Jane S. Schacter (born June 27, 1958) is an American legal scholar who serves as the William Nelson Cromwell Professor of Law at Stanford Law School with an expertise in constitutional law, statutory interpretation, and sexual orientation law. As an expert on the topic of marriage equality, Schacter has been interviewed by numerous leading news publications, including The New York Times, The Washington Post, The Economist, The Guardian, Bloomberg Businessweek, and the San Francisco Chronicle.

==Education and early career==
Schacter graduated from Scarsdale High School in 1976. She received her A.B. in History from the University of Michigan in 1980 and her J.D., cum laude, from Harvard Law School in 1984. From 1984 to 1985, Schacter clerked for the Honorable Raymond James Pettine of the United States District Court for the District of Rhode Island.

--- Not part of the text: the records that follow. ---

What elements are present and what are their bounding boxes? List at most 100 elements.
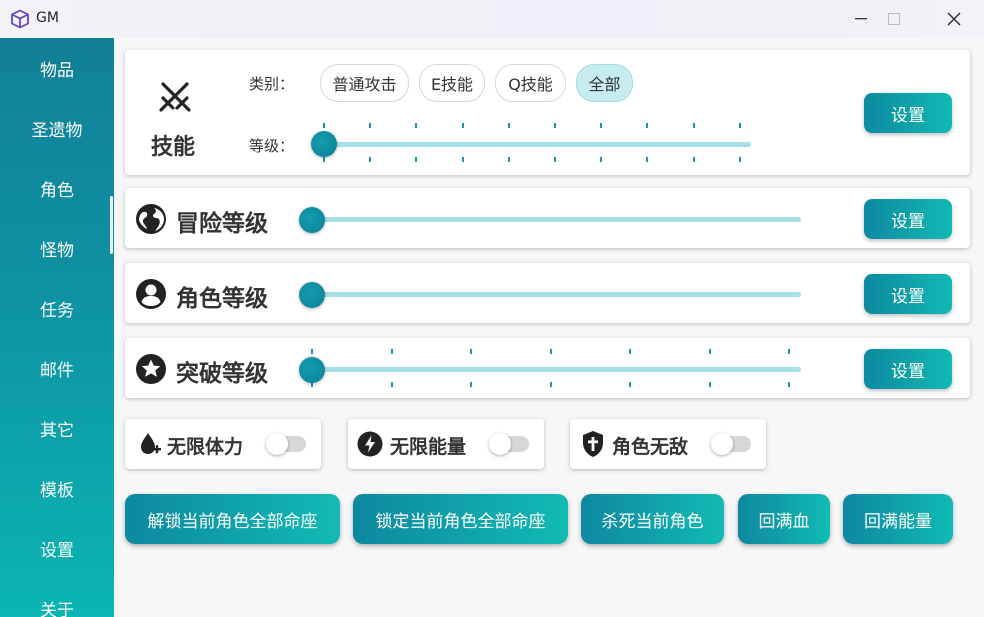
slider-tick	[738, 157, 741, 162]
main-content: 技能 类别： 普通攻击 E技能 Q技能 全部 等级： 设置 冒险等级 设置 角色…	[114, 38, 984, 617]
maximize-button[interactable]	[870, 0, 918, 38]
breakthrough-level-slider-track[interactable]	[312, 367, 801, 372]
unlock-constellations-button[interactable]: 解锁当前角色全部命座	[125, 494, 340, 544]
slider-tick	[788, 349, 790, 354]
character-level-card: 角色等级 设置	[125, 263, 970, 323]
adventure-level-slider-track[interactable]	[312, 217, 801, 222]
slider-tick	[600, 123, 603, 128]
slider-tick	[507, 157, 510, 162]
slider-tick	[629, 382, 631, 387]
chip-e-skill[interactable]: E技能	[419, 64, 485, 102]
slider-tick	[323, 123, 325, 128]
restore-energy-button[interactable]: 回满能量	[843, 494, 953, 544]
slider-tick	[461, 157, 464, 162]
slider-tick	[415, 123, 418, 128]
skill-level-slider-track[interactable]	[323, 142, 751, 147]
slider-tick	[461, 123, 464, 128]
switch-knob	[266, 433, 288, 455]
slider-tick	[470, 382, 472, 387]
slider-tick	[369, 157, 372, 162]
lightning-circle-icon	[357, 431, 383, 461]
character-level-slider-track[interactable]	[312, 292, 801, 297]
character-set-button[interactable]: 设置	[864, 274, 952, 314]
toggle-card-infinite-energy: 无限能量	[348, 419, 544, 469]
sidebar-item-artifacts[interactable]: 圣遗物	[0, 108, 114, 148]
slider-tick	[738, 123, 741, 128]
breakthrough-set-button[interactable]: 设置	[864, 349, 952, 389]
switch-knob	[489, 433, 511, 455]
minimize-icon	[855, 18, 867, 20]
switch-knob	[711, 433, 733, 455]
user-circle-icon	[135, 278, 167, 314]
slider-tick	[369, 123, 372, 128]
sidebar-item-settings[interactable]: 设置	[0, 528, 114, 568]
character-level-slider-thumb[interactable]	[299, 282, 325, 308]
cube-icon	[10, 9, 30, 29]
slider-tick	[390, 382, 393, 387]
restore-hp-button[interactable]: 回满血	[738, 494, 830, 544]
slider-tick	[415, 157, 418, 162]
slider-tick	[549, 349, 552, 354]
slider-tick	[692, 123, 695, 128]
sidebar-item-mail[interactable]: 邮件	[0, 348, 114, 388]
toggle-label-infinite-stamina: 无限体力	[167, 436, 244, 458]
globe-icon	[135, 203, 167, 239]
star-circle-icon	[135, 353, 167, 389]
drop-plus-icon	[138, 432, 162, 462]
skill-title: 技能	[151, 135, 196, 160]
breakthrough-level-card: 突破等级 设置	[125, 338, 970, 398]
sidebar: 物品 圣遗物 角色 怪物 任务 邮件 其它 模板 设置 关于	[0, 38, 114, 617]
chip-normal-attack[interactable]: 普通攻击	[320, 64, 409, 102]
level-label: 等级：	[249, 137, 295, 155]
adventure-level-label: 冒险等级	[176, 211, 268, 237]
maximize-icon	[888, 13, 900, 25]
slider-tick	[470, 349, 472, 354]
sidebar-item-other[interactable]: 其它	[0, 408, 114, 448]
skill-set-button[interactable]: 设置	[864, 93, 952, 133]
sidebar-item-items[interactable]: 物品	[0, 48, 114, 88]
slider-tick	[788, 382, 790, 387]
toggle-card-invincible: 角色无敌	[570, 419, 766, 469]
slider-tick	[708, 349, 711, 354]
sidebar-item-about[interactable]: 关于	[0, 588, 114, 617]
shield-cross-icon	[581, 430, 605, 462]
sidebar-item-monsters[interactable]: 怪物	[0, 228, 114, 268]
toggle-switch-infinite-energy[interactable]	[489, 433, 529, 455]
sidebar-item-templates[interactable]: 模板	[0, 468, 114, 508]
slider-tick	[323, 157, 325, 162]
breakthrough-level-slider-thumb[interactable]	[299, 357, 325, 383]
slider-tick	[646, 123, 649, 128]
toggle-label-invincible: 角色无敌	[612, 436, 689, 458]
adventure-set-button[interactable]: 设置	[864, 199, 952, 239]
breakthrough-level-label: 突破等级	[176, 361, 268, 387]
sidebar-item-quests[interactable]: 任务	[0, 288, 114, 328]
kill-character-button[interactable]: 杀死当前角色	[581, 494, 724, 544]
chip-q-skill[interactable]: Q技能	[495, 64, 566, 102]
close-button[interactable]	[930, 0, 978, 38]
lock-constellations-button[interactable]: 锁定当前角色全部命座	[353, 494, 568, 544]
title-bar: GM	[0, 0, 984, 38]
toggle-switch-invincible[interactable]	[711, 433, 751, 455]
category-label: 类别：	[249, 75, 295, 93]
toggle-switch-infinite-stamina[interactable]	[266, 433, 306, 455]
slider-tick	[692, 157, 695, 162]
character-level-label: 角色等级	[176, 286, 268, 312]
skill-card: 技能 类别： 普通攻击 E技能 Q技能 全部 等级： 设置	[125, 50, 970, 175]
slider-tick	[311, 349, 313, 354]
slider-tick	[600, 157, 603, 162]
toggle-card-infinite-stamina: 无限体力	[125, 419, 321, 469]
slider-tick	[554, 157, 556, 162]
adventure-level-card: 冒险等级 设置	[125, 188, 970, 248]
slider-tick	[390, 349, 393, 354]
sidebar-item-characters[interactable]: 角色	[0, 168, 114, 208]
skill-level-slider-thumb[interactable]	[311, 131, 337, 157]
slider-tick	[549, 382, 552, 387]
chip-all[interactable]: 全部	[576, 64, 633, 102]
sidebar-selection-indicator	[110, 196, 113, 254]
close-icon	[947, 12, 961, 26]
slider-tick	[507, 123, 510, 128]
slider-tick	[554, 123, 556, 128]
app-window: GM 物品 圣遗物 角色 怪物 任务 邮件 其它 模板 设置 关于 技能 类别：…	[0, 0, 984, 617]
adventure-level-slider-thumb[interactable]	[299, 207, 325, 233]
crossed-swords-icon	[157, 78, 193, 118]
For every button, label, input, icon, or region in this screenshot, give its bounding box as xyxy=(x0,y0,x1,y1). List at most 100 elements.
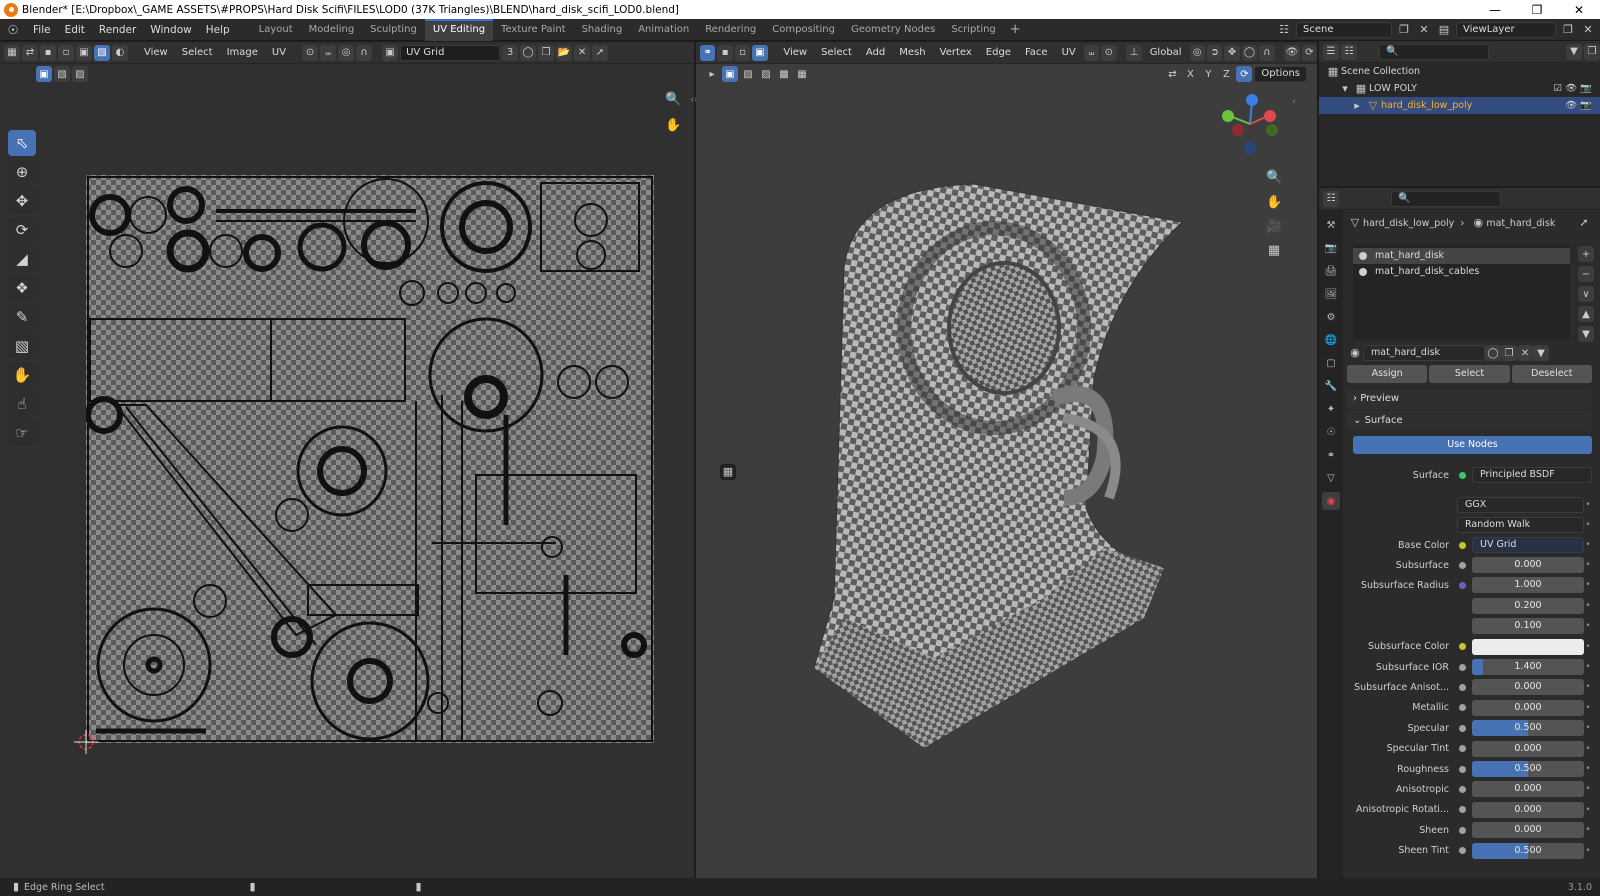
vp-pivot-icon[interactable]: ⊙ xyxy=(1101,44,1117,61)
mirror-x-button[interactable]: X xyxy=(1182,66,1199,82)
vp-menu-select[interactable]: Select xyxy=(815,47,858,58)
auto-merge-icon[interactable]: ⟳ xyxy=(1236,66,1253,82)
mirror-z-button[interactable]: Z xyxy=(1218,66,1235,82)
add-slot-icon[interactable]: + xyxy=(1578,246,1594,262)
tab-texture-paint[interactable]: Texture Paint xyxy=(493,19,574,41)
menu-help[interactable]: Help xyxy=(199,24,237,36)
modifier-tab-icon[interactable]: 🔧 xyxy=(1322,377,1340,395)
surface-panel-header[interactable]: ⌄ Surface xyxy=(1347,411,1592,431)
mirror-y-button[interactable]: Y xyxy=(1200,66,1217,82)
vp-magnet-icon[interactable]: ➲ xyxy=(1206,44,1223,61)
face-select-icon[interactable]: ▣ xyxy=(76,44,92,61)
material-browse-icon[interactable]: ◉ xyxy=(1347,345,1363,361)
relax-tool-icon[interactable]: ☝ xyxy=(8,391,36,417)
tool-tab-icon[interactable]: ⚒ xyxy=(1322,216,1340,234)
add-workspace-icon[interactable]: + xyxy=(1004,22,1027,37)
tab-compositing[interactable]: Compositing xyxy=(764,19,843,41)
tab-modeling[interactable]: Modeling xyxy=(301,19,363,41)
pan-hand-icon[interactable]: ✋ xyxy=(665,118,681,134)
shader-field-value[interactable]: 0.000 xyxy=(1472,781,1584,798)
menu-window[interactable]: Window xyxy=(143,24,198,36)
menu-edit[interactable]: Edit xyxy=(58,24,92,36)
outliner-row-scene-collection[interactable]: ▦ Scene Collection xyxy=(1319,63,1600,80)
keyframe-dot-icon[interactable]: • xyxy=(1584,784,1592,794)
vp-falloff-icon[interactable]: ∩ xyxy=(1259,44,1275,61)
sticky-mode-icon[interactable]: ◐ xyxy=(112,44,128,61)
preview-panel-header[interactable]: › Preview xyxy=(1347,389,1592,409)
physics-tab-icon[interactable]: ☉ xyxy=(1322,423,1340,441)
outliner-filter-icon[interactable]: ▼ xyxy=(1566,43,1582,60)
blender-menu-icon[interactable]: ☉ xyxy=(0,23,26,37)
tab-sculpting[interactable]: Sculpting xyxy=(362,19,425,41)
select-subtract-icon[interactable]: ▨ xyxy=(72,66,88,82)
shader-field-value[interactable]: 0.000 xyxy=(1472,822,1584,839)
zoom-icon[interactable]: 🔍 xyxy=(665,92,681,108)
copy-viewlayer-icon[interactable]: ❐ xyxy=(1560,22,1576,38)
image-users-count[interactable]: 3 xyxy=(502,44,519,61)
vp-menu-uv[interactable]: UV xyxy=(1056,47,1082,58)
vp-menu-add[interactable]: Add xyxy=(860,47,891,58)
uv-layout-canvas[interactable] xyxy=(86,175,654,743)
outliner-row-hard-disk[interactable]: ▸ ▽ hard_disk_low_poly 👁 📷 xyxy=(1319,97,1600,114)
vp-proportional-icon[interactable]: ◯ xyxy=(1241,44,1258,61)
new-image-icon[interactable]: ❐ xyxy=(538,44,555,61)
sync-selection-icon[interactable]: ⇄ xyxy=(22,44,38,61)
move-tool-icon[interactable]: ✥ xyxy=(8,188,36,214)
uv-menu-select[interactable]: Select xyxy=(176,47,219,58)
subsurface-method-dropdown[interactable]: Random Walk xyxy=(1457,517,1584,533)
expand-arrow-icon[interactable]: ▸ xyxy=(1349,98,1365,114)
vp-select-extend-icon[interactable]: ▧ xyxy=(740,66,756,82)
image-name-field[interactable]: UV Grid xyxy=(400,44,501,61)
viewlayer-field[interactable]: ViewLayer xyxy=(1456,21,1556,38)
pin-icon[interactable]: ➚ xyxy=(592,44,609,61)
copy-scene-icon[interactable]: ❐ xyxy=(1396,22,1412,38)
uv-menu-view[interactable]: View xyxy=(138,47,174,58)
menu-render[interactable]: Render xyxy=(92,24,143,36)
uv-menu-image[interactable]: Image xyxy=(221,47,264,58)
2d-cursor-icon[interactable] xyxy=(74,730,98,754)
surface-shader-dropdown[interactable]: Principled BSDF xyxy=(1472,467,1592,483)
scene-icon[interactable]: ☷ xyxy=(1276,22,1292,38)
edge-select-icon[interactable]: ▫ xyxy=(58,44,74,61)
close-icon[interactable]: ✕ xyxy=(1558,3,1600,17)
rip-tool-icon[interactable]: ▧ xyxy=(8,333,36,359)
cursor-tool-icon[interactable]: ⊕ xyxy=(8,159,36,185)
editor-type-icon[interactable]: ▦ xyxy=(4,44,20,61)
gizmo-y-axis[interactable] xyxy=(1222,110,1234,122)
vp-menu-mesh[interactable]: Mesh xyxy=(893,47,931,58)
expand-arrow-icon[interactable]: ▾ xyxy=(1337,81,1353,97)
vp-sidebar-toggle-icon[interactable]: ‹ xyxy=(1286,94,1302,110)
keyframe-dot-icon[interactable]: • xyxy=(1584,642,1592,652)
vp-zoom-icon[interactable]: 🔍 xyxy=(1266,170,1282,186)
material-unlink-icon[interactable]: ✕ xyxy=(1517,345,1533,361)
keyframe-dot-icon[interactable]: • xyxy=(1584,682,1592,692)
vp-menu-view[interactable]: View xyxy=(777,47,813,58)
outliner-editor-type-icon[interactable]: ☰ xyxy=(1323,43,1339,60)
gizmo-z-axis[interactable] xyxy=(1246,94,1258,106)
keyframe-dot-icon[interactable]: • xyxy=(1584,744,1592,754)
rotate-tool-icon[interactable]: ⟳ xyxy=(8,217,36,243)
keyframe-dot-icon[interactable]: • xyxy=(1584,846,1592,856)
mirror-icon[interactable]: ⇄ xyxy=(1164,66,1181,82)
remove-scene-icon[interactable]: ✕ xyxy=(1416,22,1432,38)
object-visibility-icons[interactable]: 👁 📷 xyxy=(1565,100,1600,111)
island-select-icon[interactable]: ▧ xyxy=(94,44,110,61)
vertex-select-icon[interactable]: ▪ xyxy=(40,44,56,61)
material-duplicate-icon[interactable]: ❐ xyxy=(1501,345,1517,361)
region-toggle-icon[interactable]: ▦ xyxy=(720,464,736,480)
output-tab-icon[interactable]: 🖨 xyxy=(1322,262,1340,280)
shader-field-value[interactable]: 0.500 xyxy=(1472,720,1584,737)
move-slot-up-icon[interactable]: ▲ xyxy=(1578,306,1594,322)
grab-tool-icon[interactable]: ✋ xyxy=(8,362,36,388)
scale-tool-icon[interactable]: ◢ xyxy=(8,246,36,272)
display-mode-icon[interactable]: ☷ xyxy=(1341,43,1357,60)
vp-select-new-icon[interactable]: ▣ xyxy=(722,66,738,82)
3d-viewport-area[interactable]: ⚭ ▪ ▫ ▣ View Select Add Mesh Vertex Edge… xyxy=(696,42,1318,878)
particles-tab-icon[interactable]: ✦ xyxy=(1322,400,1340,418)
shader-field-value[interactable]: 0.000 xyxy=(1472,740,1584,757)
gizmo-x-axis[interactable] xyxy=(1264,110,1276,122)
vp-select-subtract-icon[interactable]: ▨ xyxy=(758,66,774,82)
material-slot-mat-hard-disk-cables[interactable]: mat_hard_disk_cables xyxy=(1353,264,1570,280)
render-tab-icon[interactable]: 📷 xyxy=(1322,239,1340,257)
vp-select-invert-icon[interactable]: ▩ xyxy=(776,66,792,82)
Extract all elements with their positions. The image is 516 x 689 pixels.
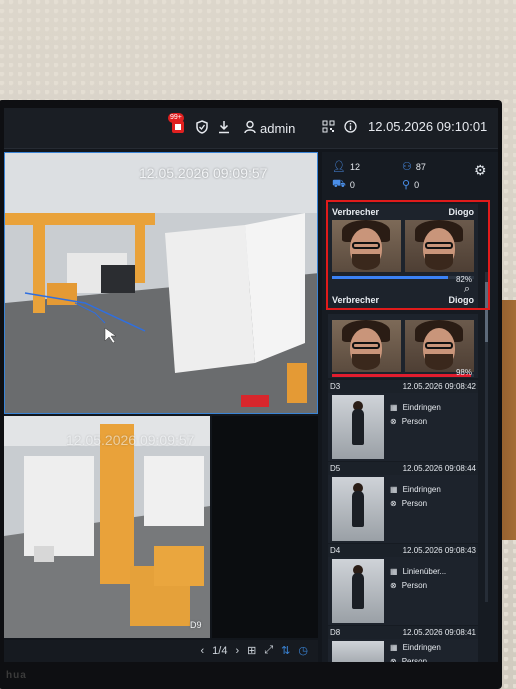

Following her clerkship, Schacter worked as a litigation associate for the law firm of Hill & Barlow in Boston, Massachusetts, from 1985 to 1987 and again from 1989 to 1991. From 1987 to 1989, Schacter worked as an assistant attorney general for the Massachusetts Department of the Attorney General.

==Career==
Schacter joined the law faculty of the University of Wisconsin Law School in 1991, where she was an assistant professor of law from 1991 to 1996 and an associate professor of law from 1996 to 1998. Schacter left for the University of Michigan Law School in 1998 but returned to the University of Wisconsin Law School as a professor of law in 2000. At the University of Wisconsin, Schacter won numerous teaching awards, including the Chancellor's Award for Distinguished Teaching in 1998 and the Alumni Association Teacher of the Year Award in both 1996 and 2005.

Schacter joined the Stanford Law School faculty in 2006 and was named the William Nelson Cromwell Professor of Law in 2007.

==Publications==
Schacter co-edits a leading casebook on constitutional law, Cases and Materials on Constitutional Law (5th ed.) (with William N. Eskridge & Philip P. Frickey), and a leading casebook on sexual orientation and the law, Cases and Materials on Sexual Orientation and the Law (5th ed.) (with William B. Rubenstein, Carlos A. Ball, and Douglas G. Nejaime).

Schacter has written widely on the topics of constitutional law and marriage equality. Her work has been published in the Michigan Law Review, the Yale Law Journal, the Harvard Law Review, the Stanford Law Review, the New York University Law Review, and the Southern California Law Review.